After the first night, the city is “calm”. By “calm” I mean a police for each pump (not even a police for each gas station). But people are protesting their own style. They are making poem and jokes and circulate them among each other using mobile phones and short messages.
The most offensive and the most funny one I have got is this:

Ahmadinejad recently announced that people should not be afraid of benzine limitations: ” If any body needs more transportation than his 3 liters coupon, he can ride one of those 17 million donkeys who voted me 2 years ago.”

hahah… I don't know talking like this is OK or not. This joke is offensive for around 17 million people but it causes lots of laugh :D and IS political and IS the act of brave people who make and circulate them (all SMSs are known to be saved).
And one more interesting point: After the couponization of the benzine and receiving the first jokes, the SMSs of all of the three providers, stopped functioning because of some “technical problems” :D

In Iran petrol (benzine) “was” cheap. Before the 1979 revolution it was less that 1 cent for a litre and in the last year it was around 10 Euro cents and the government was arising the price each year by 15%. They've intended to rise the price to “world standards” in less than 10 years. People were considering this 15%, as an official inflation and were adjusting every other thing with it.
At his first year of presidency, Ahmadijenad told that this 15% is one of the problems of our economy and said “this year the oil price will be just like the previous year!”.
But what about this year! He said “We are going to limit each persons usage of the gas because one of the economies problems is high oil usage!” and he decided to 1) couponize the fuel and 2) rise up the price.
Yesterday they just announced that “Each car will have a 100 litre per month limitation and the prices are arises too. And if you are going to use more than your coupon, the price is 50 Euro cents per litre!” this means about 5 times more!!! People were mad. At first they went into the long ques to get petrol and after waiting hours and hours there, the riot started.

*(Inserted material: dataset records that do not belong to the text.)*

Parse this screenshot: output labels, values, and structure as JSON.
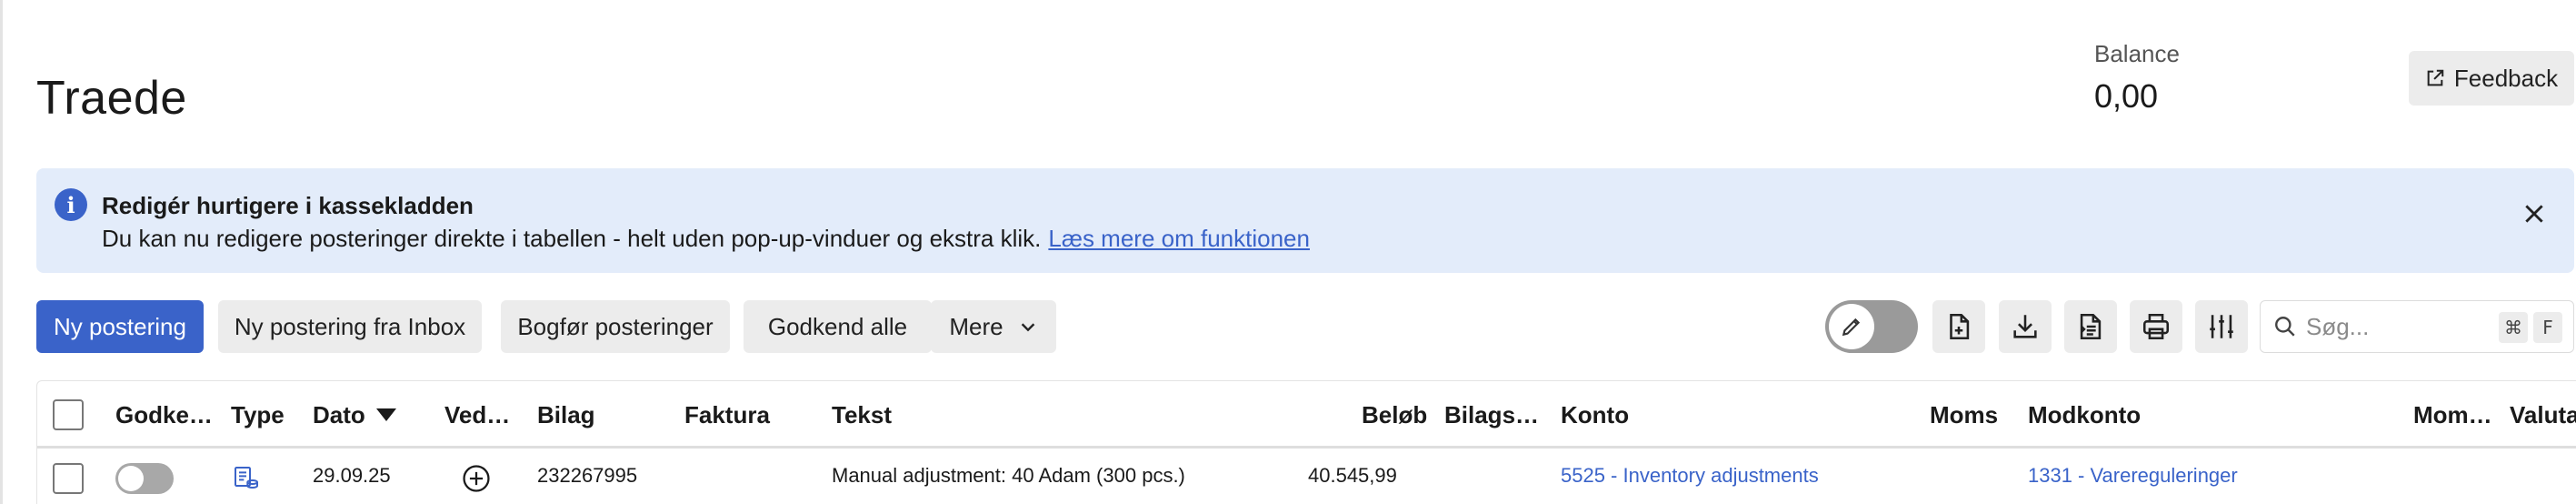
{
  "page": {
    "title": "Traede"
  },
  "balance": {
    "label": "Balance",
    "value": "0,00"
  },
  "feedback": {
    "label": "Feedback"
  },
  "banner": {
    "title": "Redigér hurtigere i kassekladden",
    "text": "Du kan nu redigere posteringer direkte i tabellen - helt uden pop-up-vinduer og ekstra klik.",
    "link": "Læs mere om funktionen"
  },
  "toolbar": {
    "new_label": "Ny postering",
    "new_inbox_label": "Ny postering fra Inbox",
    "book_label": "Bogfør posteringer",
    "approve_all_label": "Godkend alle",
    "more_label": "Mere"
  },
  "search": {
    "placeholder": "Søg...",
    "shortcut_cmd": "⌘",
    "shortcut_key": "F"
  },
  "table": {
    "columns": [
      "Godke…",
      "Type",
      "Dato",
      "Ved…",
      "Bilag",
      "Faktura",
      "Tekst",
      "Beløb",
      "Bilags…",
      "Konto",
      "Moms",
      "Modkonto",
      "Mom…",
      "Valuta"
    ],
    "rows": [
      {
        "dato": "29.09.25",
        "bilag": "232267995",
        "faktura": "",
        "tekst": "Manual adjustment: 40 Adam (300 pcs.)",
        "belob": "40.545,99",
        "konto": "5525 - Inventory adjustments",
        "modkonto": "1331 - Varereguleringer"
      }
    ]
  },
  "colors": {
    "accent": "#3a63c9",
    "banner_bg": "#e3ecfa",
    "button_bg": "#ececec"
  }
}
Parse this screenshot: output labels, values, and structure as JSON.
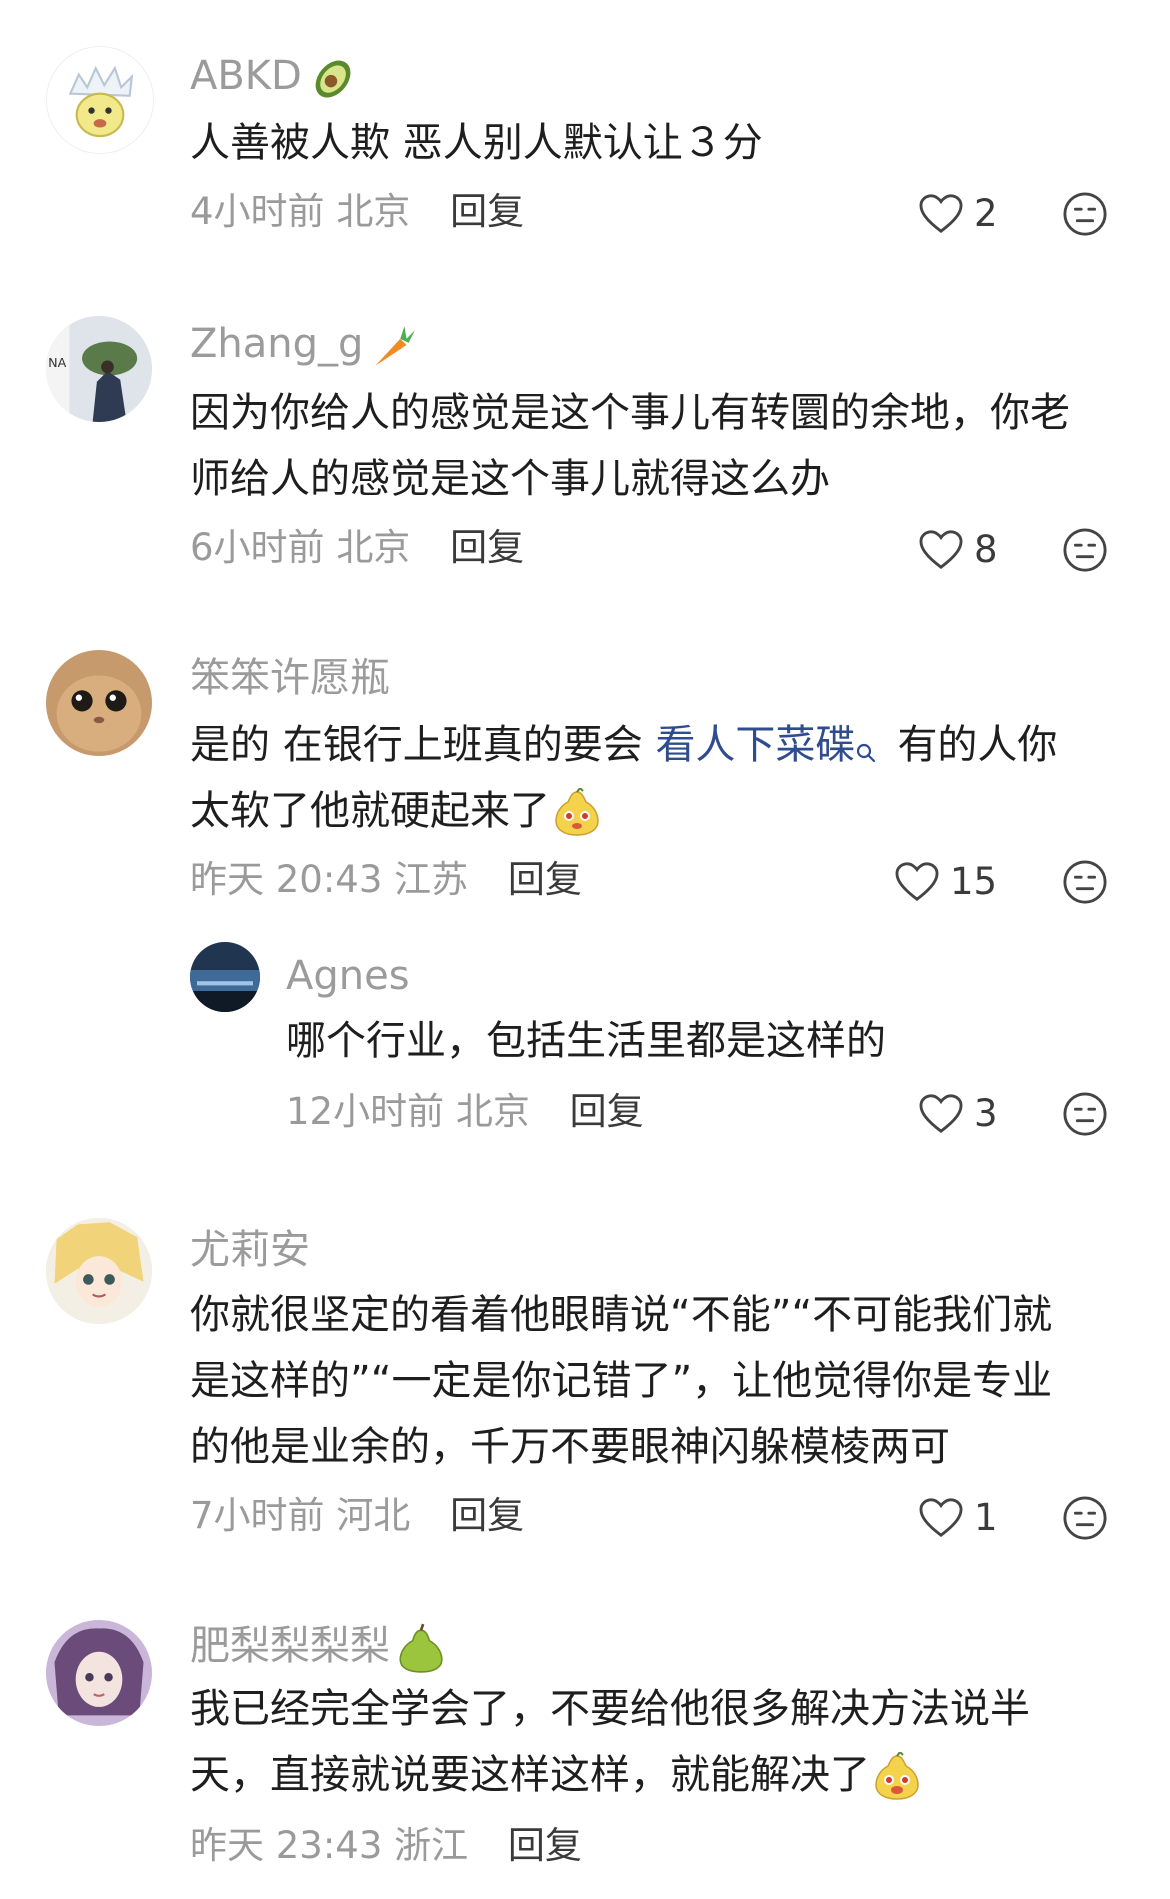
{
  "comments": [
    {
      "username": "ABKD",
      "name_emoji": "avocado-icon",
      "lines": [
        "人善被人欺 恶人别人默认让３分"
      ],
      "time": "4小时前",
      "location": "北京",
      "reply_label": "回复",
      "likes": "2"
    },
    {
      "username": "Zhang_g",
      "name_emoji": "carrot-icon",
      "lines": [
        "因为你给人的感觉是这个事儿有转圜的余地，你老",
        "师给人的感觉是这个事儿就得这么办"
      ],
      "time": "6小时前",
      "location": "北京",
      "reply_label": "回复",
      "likes": "8"
    },
    {
      "username": "笨笨许愿瓶",
      "line1_pre": "是的 在银行上班真的要会 ",
      "line1_link": "看人下菜碟",
      "line1_post": "有的人你",
      "line2": "太软了他就硬起来了",
      "time": "昨天 20:43",
      "location": "江苏",
      "reply_label": "回复",
      "likes": "15"
    },
    {
      "username": "Agnes",
      "lines": [
        "哪个行业，包括生活里都是这样的"
      ],
      "time": "12小时前",
      "location": "北京",
      "reply_label": "回复",
      "likes": "3"
    },
    {
      "username": "尤莉安",
      "lines": [
        "你就很坚定的看着他眼睛说“不能”“不可能我们就",
        "是这样的”“一定是你记错了”，让他觉得你是专业",
        "的他是业余的，千万不要眼神闪躲模棱两可"
      ],
      "time": "7小时前",
      "location": "河北",
      "reply_label": "回复",
      "likes": "1"
    },
    {
      "username": "肥梨梨梨梨",
      "name_emoji": "pear-icon",
      "line1": "我已经完全学会了，不要给他很多解决方法说半",
      "line2": "天，直接就说要这样这样，就能解决了",
      "time": "昨天 23:43",
      "location": "浙江",
      "reply_label": "回复"
    }
  ],
  "colors": {
    "username": "#9b9b9b",
    "link": "#2f4c8f",
    "meta": "#9a9a9a",
    "icon": "#444444"
  }
}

Fire+Petrol+Angry people resulted to armed police and then guards standing in front of each pump!
I can not understand this government. They have to guard pumps, they have to use armed police against women, they have to use secret police against students and the prisons are full of dissidents; even dissident mullas. They should be ashamed. They can not kill everybody. They can not force anybody to believe what they believe.
One friend from a newspaper told me that they've got an order which says “you may nor write anything about oil prices or last nights uncalms in the newspapers”. But we have weblogs, we have internet and we have mobile phones. Here are some photos. From Mellat News / ISNA which is an official news agency and from the Dourbin (means Camera) site.

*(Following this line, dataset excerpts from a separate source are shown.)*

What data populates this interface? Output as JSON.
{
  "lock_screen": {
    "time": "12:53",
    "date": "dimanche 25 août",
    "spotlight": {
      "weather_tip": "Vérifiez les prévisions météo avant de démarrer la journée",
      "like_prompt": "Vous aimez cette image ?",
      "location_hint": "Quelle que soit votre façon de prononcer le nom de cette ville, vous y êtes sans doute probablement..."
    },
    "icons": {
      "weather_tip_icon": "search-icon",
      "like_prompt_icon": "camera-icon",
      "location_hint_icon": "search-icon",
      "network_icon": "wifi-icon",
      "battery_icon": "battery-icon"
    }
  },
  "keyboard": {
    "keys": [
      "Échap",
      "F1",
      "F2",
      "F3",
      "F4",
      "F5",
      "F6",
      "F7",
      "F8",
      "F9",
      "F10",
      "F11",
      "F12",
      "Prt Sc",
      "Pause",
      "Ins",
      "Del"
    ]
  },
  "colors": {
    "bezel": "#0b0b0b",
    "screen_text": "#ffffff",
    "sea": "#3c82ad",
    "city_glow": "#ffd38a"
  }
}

From a few days a ago I had problems logging into Blogger to update my Persian weblog in the blogger. Although I do not get the familiar “Page is forbidden” messege, The page does not loads. I kept pushing F5 and kept getting “Server error” again and again. When I asked my fellow Iranian blogspot users, they confirmed having a same problem.
I browsed forums but did now found any evidence from the blogger.coms side. So it seems to have something with Islamic Republics filtering of the Internet.
Today ITNA | Iranian Technology News Agency published (in Persian) : ….

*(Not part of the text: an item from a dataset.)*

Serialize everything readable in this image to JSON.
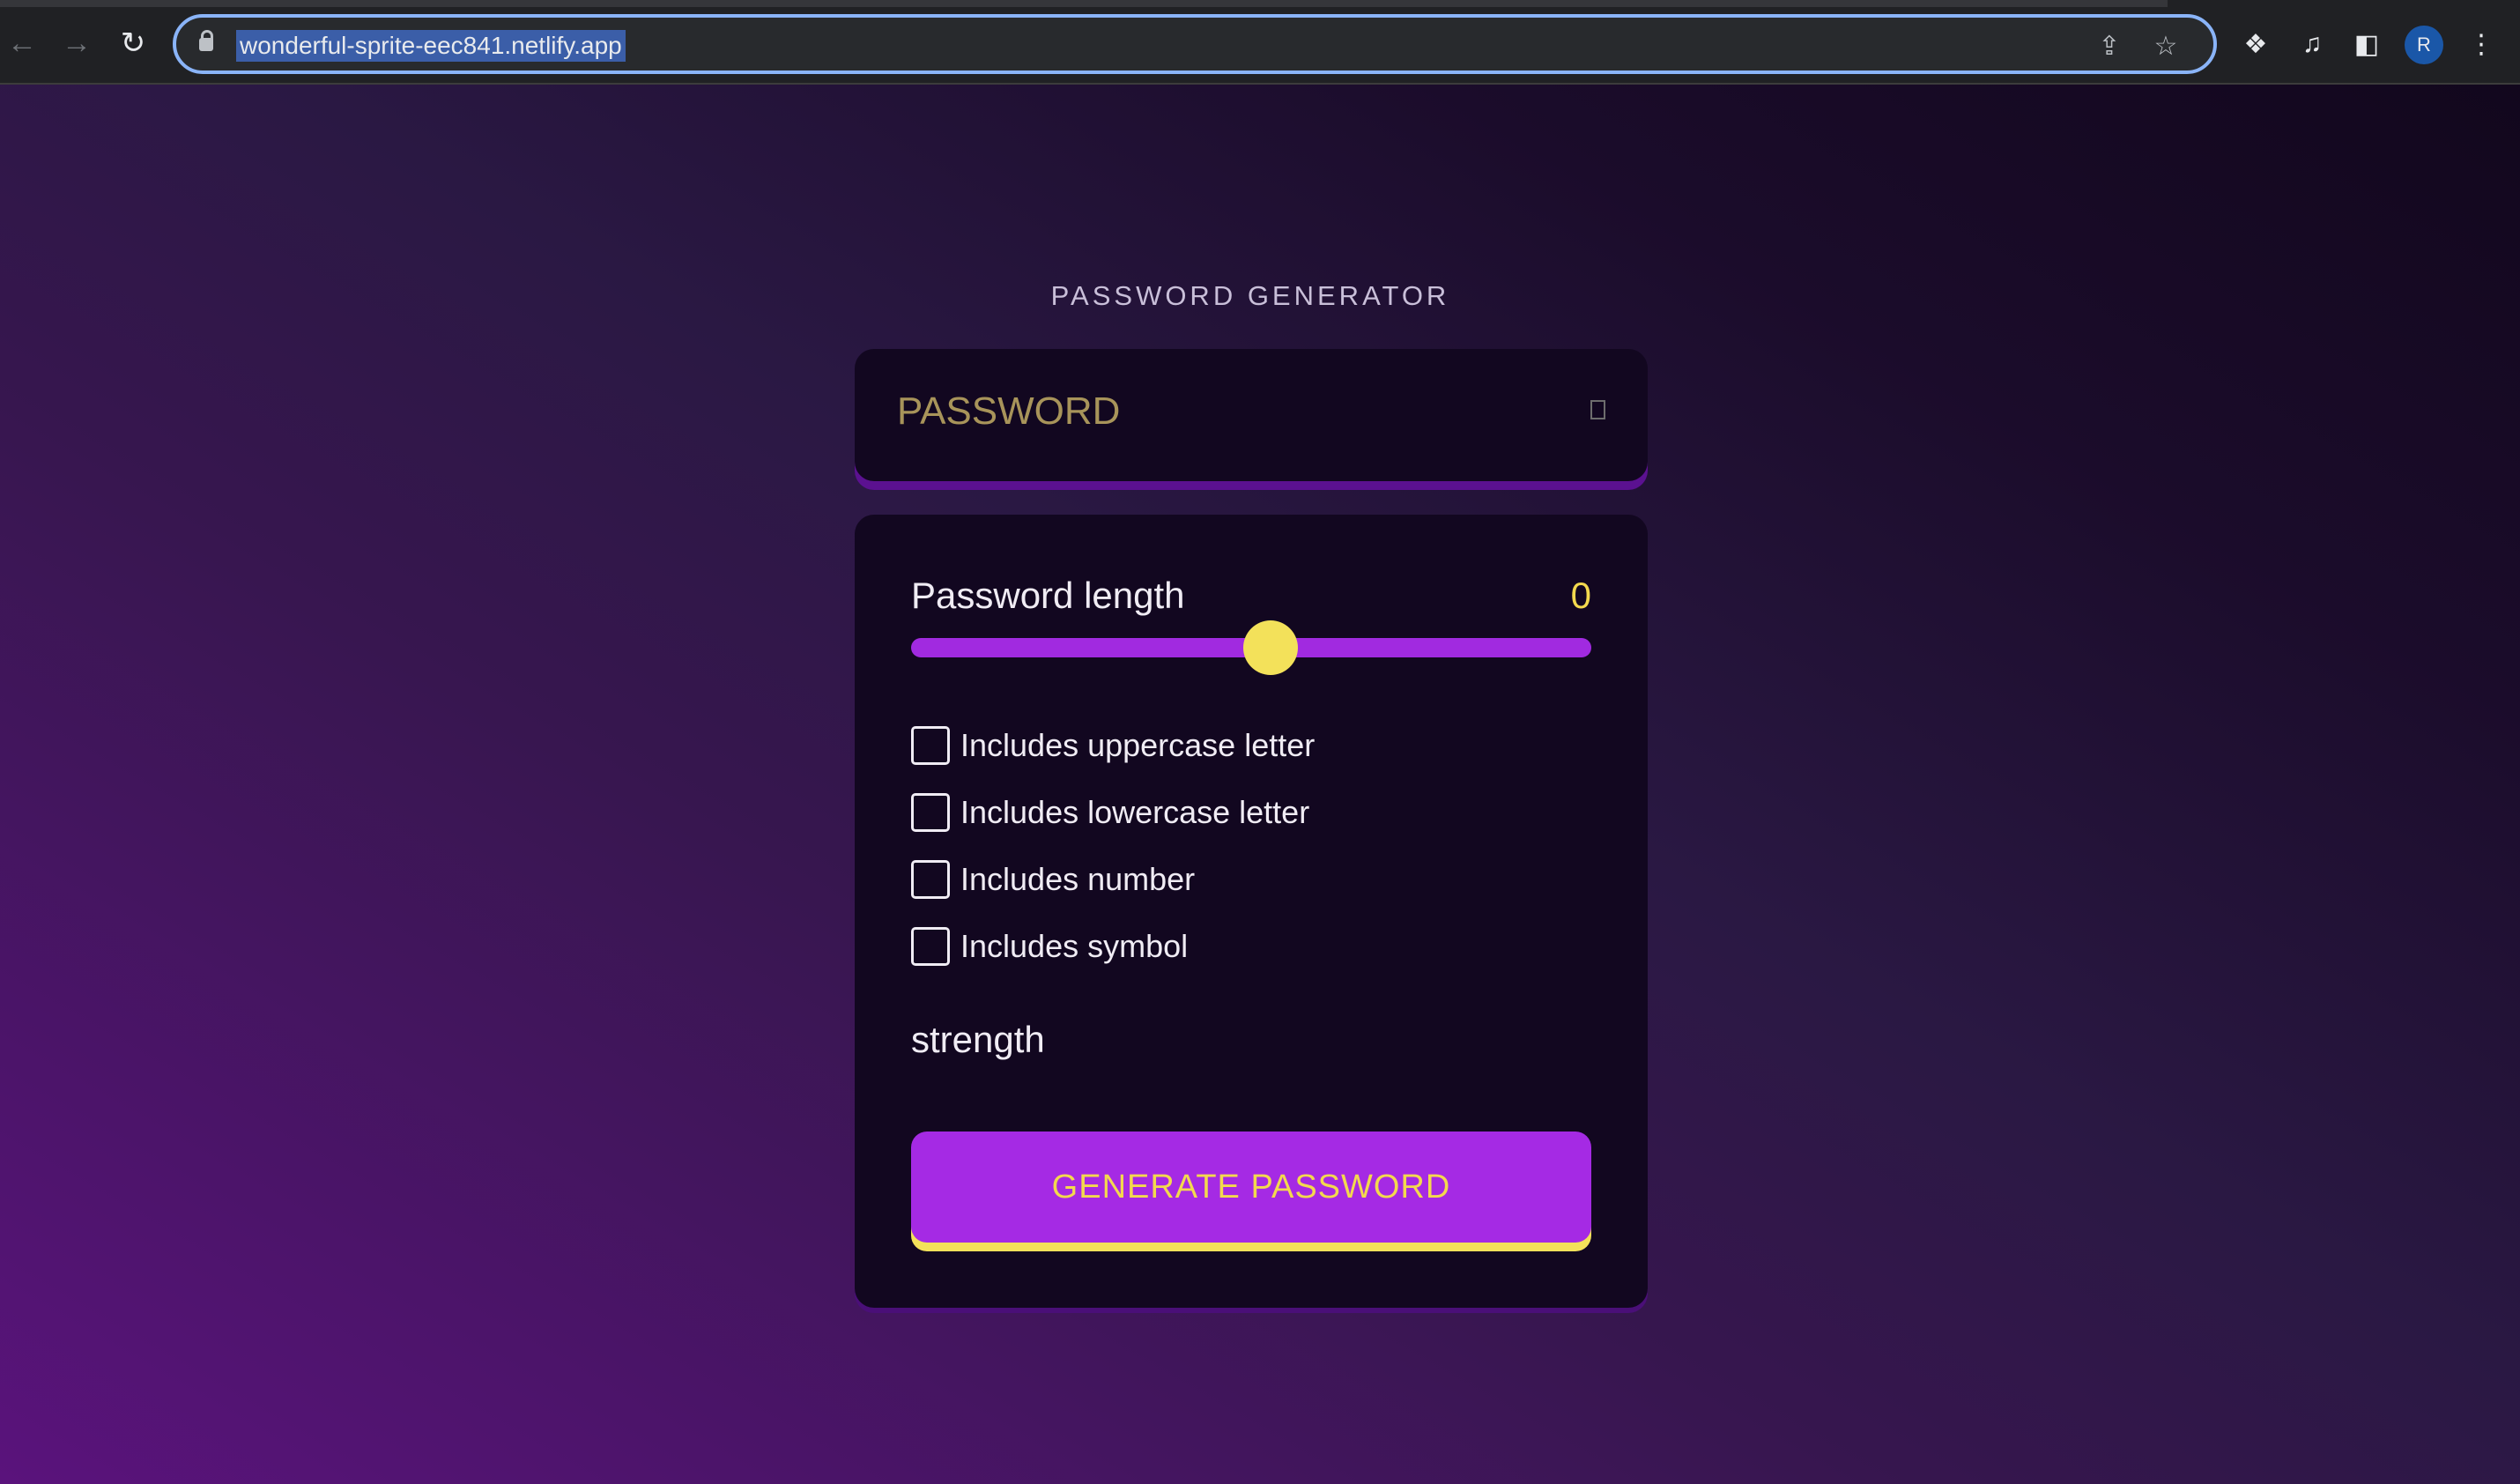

One of the managers of the filtering system confirms that they've got the request of the “beta.blogger.com”s blocking from the authorities and as it's IP shares with the whole blogger.com, we blocked both

Blogger.com was the host of many Iranian bloggers who wanted to be safe. We also have domestic blogging system but they are strictly controlled by the government and your blog might be DELETED for a political sentence or a criticism. This way - by blocking Blogger.com - I think the authorities are going to restrict the blogging community to the domestic servers and have a full control on what people publish in their weblogs.